“La nevrosi è sempre un sostituto per una legittima sofferenza.” Jung.
Questa profonda osservazione di Jung suggerisce che ciò che il paziente porta inizialmente in terapia (il sintomo, la lamentela, la richiesta esplicita) è spesso un “sostituto” – una manifestazione indiretta di un conflitto più profondo o di un dolore esistenziale che non può essere ancora affrontato direttamente. L’analisi della domanda, in questa prospettiva junghiana, diventa quindi il processo di discernere quale sia la “legittima sofferenza” che si nasconde dietro la richiesta manifesta di aiuto. Il terapeuta è chiamato a guardare oltre il sintomo per comprendere quale sofferenza autentica il paziente stia inconsciamente chiedendo di riconoscere e attraversare, anziché limitarsi a eliminare il disagio superficiale. Questa comprensione è fondamentale nell’approccio junghiano, dove la terapia non mira alla semplice rimozione dei sintomi, ma a un processo di trasformazione e individuazione che passa necessariamente attraverso il confronto con le parti ombra e con i conflitti autentici della psiche.
La stanza è silenziosa. Una nuova persona è seduta di fronte a me. Abbiamo completato le presentazioni iniziali, discusso brevemente le formalità del setting. Ora ci troviamo in quel momento cruciale, quello spazio liminale dove la terapia propriamente detta ha inizio. È qui che, quasi invariabilmente, pongo la mia domanda: “Come posso esserle utile?”
Questa domanda, apparentemente semplice, rappresenta molto più di una cortese introduzione alla seduta. È l’avvio di quello che nella tradizione psicodinamica chiamiamo “analisi della domanda” – un processo di esplorazione e decodifica di ciò che il paziente sta realmente chiedendo al di là delle parole che utilizza.
L’ascolto oltre le parole
Quando pongo questa domanda, mi preparo ad ascoltare su molteplici livelli. C’è naturalmente il contenuto manifesto – il motivo dichiarato per cui la persona ha cercato aiuto. “Soffro di attacchi d’ansia”, “Ho difficoltà nelle relazioni”, “Non riesco a superare una separazione”. Ma come psicoterapeuta a orientamento psicodinamico, so che questi contenuti manifesti sono solo la punta dell’iceberg.

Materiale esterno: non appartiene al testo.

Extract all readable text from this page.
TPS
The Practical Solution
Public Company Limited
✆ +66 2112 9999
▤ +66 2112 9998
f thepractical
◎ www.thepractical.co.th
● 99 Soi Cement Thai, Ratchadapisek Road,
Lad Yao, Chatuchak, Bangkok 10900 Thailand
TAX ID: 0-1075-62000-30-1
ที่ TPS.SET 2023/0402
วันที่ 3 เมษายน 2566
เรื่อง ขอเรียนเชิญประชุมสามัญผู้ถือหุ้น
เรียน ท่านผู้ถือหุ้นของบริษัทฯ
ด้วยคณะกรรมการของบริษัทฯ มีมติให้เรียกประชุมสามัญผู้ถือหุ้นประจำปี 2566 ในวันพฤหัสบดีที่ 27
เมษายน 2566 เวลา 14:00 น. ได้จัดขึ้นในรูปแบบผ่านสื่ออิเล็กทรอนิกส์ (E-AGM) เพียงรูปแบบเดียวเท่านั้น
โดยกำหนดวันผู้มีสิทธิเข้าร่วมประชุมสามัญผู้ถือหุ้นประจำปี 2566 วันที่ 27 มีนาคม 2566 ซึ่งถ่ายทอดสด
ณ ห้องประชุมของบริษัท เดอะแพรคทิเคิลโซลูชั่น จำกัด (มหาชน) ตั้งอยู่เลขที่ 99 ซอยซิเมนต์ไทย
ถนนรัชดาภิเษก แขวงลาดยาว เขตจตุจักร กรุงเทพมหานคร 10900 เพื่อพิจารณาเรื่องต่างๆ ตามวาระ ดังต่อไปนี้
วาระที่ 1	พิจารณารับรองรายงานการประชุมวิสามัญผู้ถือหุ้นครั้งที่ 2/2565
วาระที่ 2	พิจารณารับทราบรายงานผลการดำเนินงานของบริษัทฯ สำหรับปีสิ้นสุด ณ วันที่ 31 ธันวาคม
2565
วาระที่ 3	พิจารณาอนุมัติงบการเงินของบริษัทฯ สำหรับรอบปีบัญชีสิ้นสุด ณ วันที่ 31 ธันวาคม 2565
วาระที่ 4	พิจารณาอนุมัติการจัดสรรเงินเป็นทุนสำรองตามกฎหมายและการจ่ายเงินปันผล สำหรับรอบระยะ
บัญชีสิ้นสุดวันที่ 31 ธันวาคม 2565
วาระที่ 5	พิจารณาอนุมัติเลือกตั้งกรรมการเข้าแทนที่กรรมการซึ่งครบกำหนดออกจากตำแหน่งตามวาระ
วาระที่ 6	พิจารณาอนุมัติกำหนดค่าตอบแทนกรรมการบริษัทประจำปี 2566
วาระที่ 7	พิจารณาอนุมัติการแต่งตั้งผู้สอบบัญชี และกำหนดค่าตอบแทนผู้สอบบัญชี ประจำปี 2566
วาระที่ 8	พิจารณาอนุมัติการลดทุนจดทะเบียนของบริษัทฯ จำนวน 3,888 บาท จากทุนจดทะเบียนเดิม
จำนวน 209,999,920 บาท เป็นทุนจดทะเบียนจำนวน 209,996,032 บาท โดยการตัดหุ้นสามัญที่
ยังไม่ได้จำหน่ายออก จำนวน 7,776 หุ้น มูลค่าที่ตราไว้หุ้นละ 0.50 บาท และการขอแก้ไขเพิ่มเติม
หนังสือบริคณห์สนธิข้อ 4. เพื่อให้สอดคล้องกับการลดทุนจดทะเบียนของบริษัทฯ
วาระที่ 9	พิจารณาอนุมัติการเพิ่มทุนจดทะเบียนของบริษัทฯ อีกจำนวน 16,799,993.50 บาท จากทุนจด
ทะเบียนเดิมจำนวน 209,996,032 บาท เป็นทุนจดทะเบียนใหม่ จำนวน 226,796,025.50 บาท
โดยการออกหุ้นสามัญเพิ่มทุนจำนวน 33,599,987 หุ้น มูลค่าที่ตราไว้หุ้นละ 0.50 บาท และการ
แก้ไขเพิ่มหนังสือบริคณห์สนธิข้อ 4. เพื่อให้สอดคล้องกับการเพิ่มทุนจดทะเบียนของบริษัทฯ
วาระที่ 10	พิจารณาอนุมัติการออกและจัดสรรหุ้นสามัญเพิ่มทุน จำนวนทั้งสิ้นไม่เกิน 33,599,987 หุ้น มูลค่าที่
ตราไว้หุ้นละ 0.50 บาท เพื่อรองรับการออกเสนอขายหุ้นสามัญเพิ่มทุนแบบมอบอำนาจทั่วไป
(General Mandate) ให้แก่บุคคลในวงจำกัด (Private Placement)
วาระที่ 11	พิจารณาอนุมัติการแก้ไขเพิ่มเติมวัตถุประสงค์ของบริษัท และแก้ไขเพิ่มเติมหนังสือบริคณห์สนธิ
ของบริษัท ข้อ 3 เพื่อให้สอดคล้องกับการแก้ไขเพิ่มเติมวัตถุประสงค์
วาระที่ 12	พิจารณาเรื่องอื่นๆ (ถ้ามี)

Sotto la superficie della richiesta esplicita si nasconde una costellazione di significati latenti, desideri inconsci, fantasie transferali e aspettative spesso ambivalenti sul processo terapeutico. L’analisi della domanda è precisamente il lavoro di iniziare a mappare questi territori sommersi.
Le risposte alla domanda e i loro significati
La risposta che ricevo a “Come posso esserle utile?” rivela immediatamente molto sul mondo interno del paziente:
La risposta concreta e sintomatologica: “Vorrei eliminare i miei attacchi di panico” rivela spesso un approccio medicalizzato alla sofferenza psichica, dove il terapeuta è inconsciamente posizionato come “medico” che deve “curare” un “sintomo”. Quest
o puòindicare una visione scissa della propria esperienza emotiva, dove parti di sé sono considerate “malate” e da eliminare.
La risposta generica e vaga: “Non lo so esattamente, non sto bene” suggerisce spesso una difficoltà a mentalizzare la propria esperienza emotiva, a dare parole e forma al proprio disagio. È un’importante indicazione della capacità di introspezione e simbolizzazione del paziente.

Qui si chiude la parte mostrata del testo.